Outsider Artist’s World Tour 1976
Porter, Joe. [ALBUM] Around The World With Joe Porter, 1976.
A cloth bound album, 9 inches by 6 inches, giving every indication of having been bound by the artist, titled in biro and marker pen to spine and front board in black. 126pp. Upwards of 300 colour photographs, one or two to a page with only certain sections (mostly those dealing with India and Thailand) having images to recto and verso. The images are almost exclusively of bustling urban scenes of daily life, amongst a number of images of notable tourist locations, in India, Egypt, Morocco, Thailand, Malaysia, Singapore and The Phillipines, with the journey beginning in the artist’s home base of San Francisco. Several images are portraits of Mr. Porter, all are captioned, mostly with the location, often with some small occasionally humorous reference to the images content. The hand written title page of the album also has a small adhesive label printed with Mr. Porter’s name and address in San Francisco. The images are strong, clear and well composed, there is some light wear to the page edges and the cloth of the binding is somewhat grubby but more than acceptable. The content alone is great with its detailed depiction of life at the beginning of the well trodden tourist trail we are familiar with today, the experience must have been very different until the proliferation of cheap airfare; the Pyramids at Giza for example are looking considerably less battered than they do today. The deeper importance lies in the insight into the life and adventures of a San Francisco artist who wrestled throughout his career with the demons of mental illness and strong suicidal impulses. His career appears to have been just that: a careering progression from one success, or adventure, or disaster to another all spurred on by what he referred to as his “screaming demons.”

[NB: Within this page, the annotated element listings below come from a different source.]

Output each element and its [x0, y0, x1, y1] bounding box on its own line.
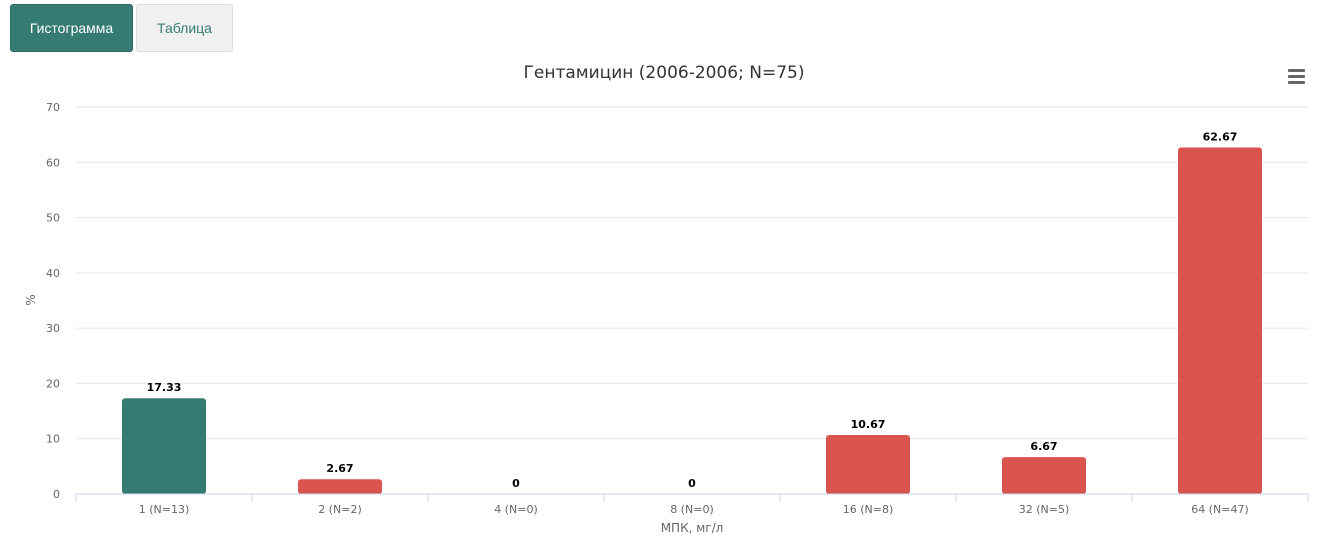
x-tick-label: 1 (N=13): [139, 503, 190, 516]
y-tick-label: 70: [46, 101, 60, 114]
bar: [1002, 457, 1086, 494]
tab-histogram[interactable]: Гистограмма: [10, 4, 133, 52]
grid-lines: [76, 106, 1308, 440]
y-tick-label: 10: [46, 433, 60, 446]
y-tick-label: 30: [46, 322, 60, 335]
tab-table[interactable]: Таблица: [136, 4, 233, 52]
y-tick-label: 0: [53, 488, 60, 501]
y-tick-label: 50: [46, 212, 60, 225]
data-label: 17.33: [147, 381, 182, 394]
y-axis-label: %: [24, 294, 38, 305]
bars: 17.33 2.67 0 0 10.67 6.67 62.67: [122, 131, 1262, 495]
x-tick-label: 4 (N=0): [494, 503, 538, 516]
y-tick-label: 60: [46, 156, 60, 169]
bar: [1178, 147, 1262, 495]
x-axis: 1 (N=13) 2 (N=2) 4 (N=0) 8 (N=0) 16 (N=8) 32 …: [75, 493, 1309, 516]
x-axis-label: МПК, мг/л: [661, 521, 724, 535]
data-label: 62.67: [1203, 131, 1238, 144]
x-tick-label: 2 (N=2): [318, 503, 362, 516]
x-tick-label: 32 (N=5): [1019, 503, 1070, 516]
y-tick-label: 20: [46, 377, 60, 390]
chart-title: Гентамицин (2006-2006; N=75): [524, 63, 805, 83]
x-tick-label: 16 (N=8): [843, 503, 894, 516]
view-tabs: Гистограмма Таблица: [10, 4, 233, 52]
bar: [298, 479, 382, 494]
hamburger-menu-icon[interactable]: [1286, 66, 1308, 86]
y-tick-label: 40: [46, 267, 60, 280]
x-tick-label: 64 (N=47): [1191, 503, 1249, 516]
data-label: 10.67: [851, 418, 886, 431]
y-axis: 0 10 20 30 40 50 60 70: [46, 101, 60, 501]
data-label: 0: [688, 477, 696, 490]
bar: [122, 398, 206, 494]
data-label: 2.67: [326, 462, 353, 475]
bar: [826, 435, 910, 494]
x-tick-label: 8 (N=0): [670, 503, 714, 516]
data-label: 0: [512, 477, 520, 490]
data-label: 6.67: [1030, 440, 1057, 453]
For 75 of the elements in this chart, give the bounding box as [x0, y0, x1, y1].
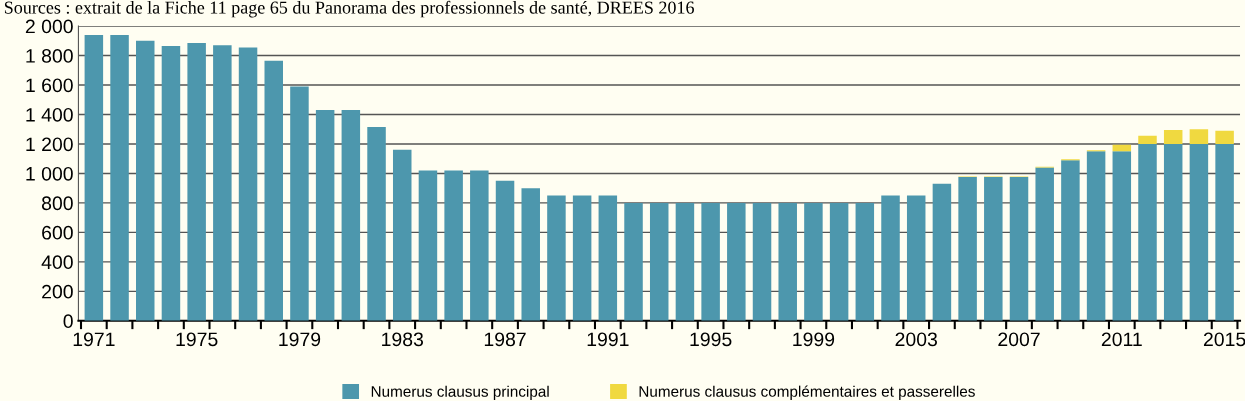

Little is known about the man, although his artworks were widely exhibited at one point and still appear for sale; apparently born Giuseppe Pietro Porta Trinchero Pescarmona in Torino, Italy, he ran away from home at 15, changed his name to Joe P. Porter and embarked upon a series of adventures that make Kerouac look a bit stay at home in comparison. He rode (and apparently wrote about) driving an Indian motorcycle from Missouri to Buenos Aires (his adventures were published under the name of Jose Porta in “Pan American Trails” and make striking reading), nearly dying in an earthquake in Managua, running a restaurant in San Francisco and being arrested and thrown in jail in Cairo, presumably in between these pictures being taken of him riding camels and visiting the Khan el Khalili bazaar. He taught painting from a studio in San Francisco in the 60’s, he would disappear for days at a time, produce a blizzard of new work, have a show, turn up, harangue everyone and get thrown out. On one occasion he drank paint varnish in an attempt to kill himself and seems to have spiralled into what would colloquially be referred to as “insanity” marked by increased production of his “palette fantasies” and further suicidal depressions. His artwork however remained saleable, he appeared at shows and art festivals and continued to wrestle with what must have been a terrifying condition. He wrote both fiction and non fiction until late in his life (he was born in 1902 and apparently died just shy of a century later) and it seems very strange that so little easily found evidence exists of his artistic output, long life and obvious struggles. A very cool object.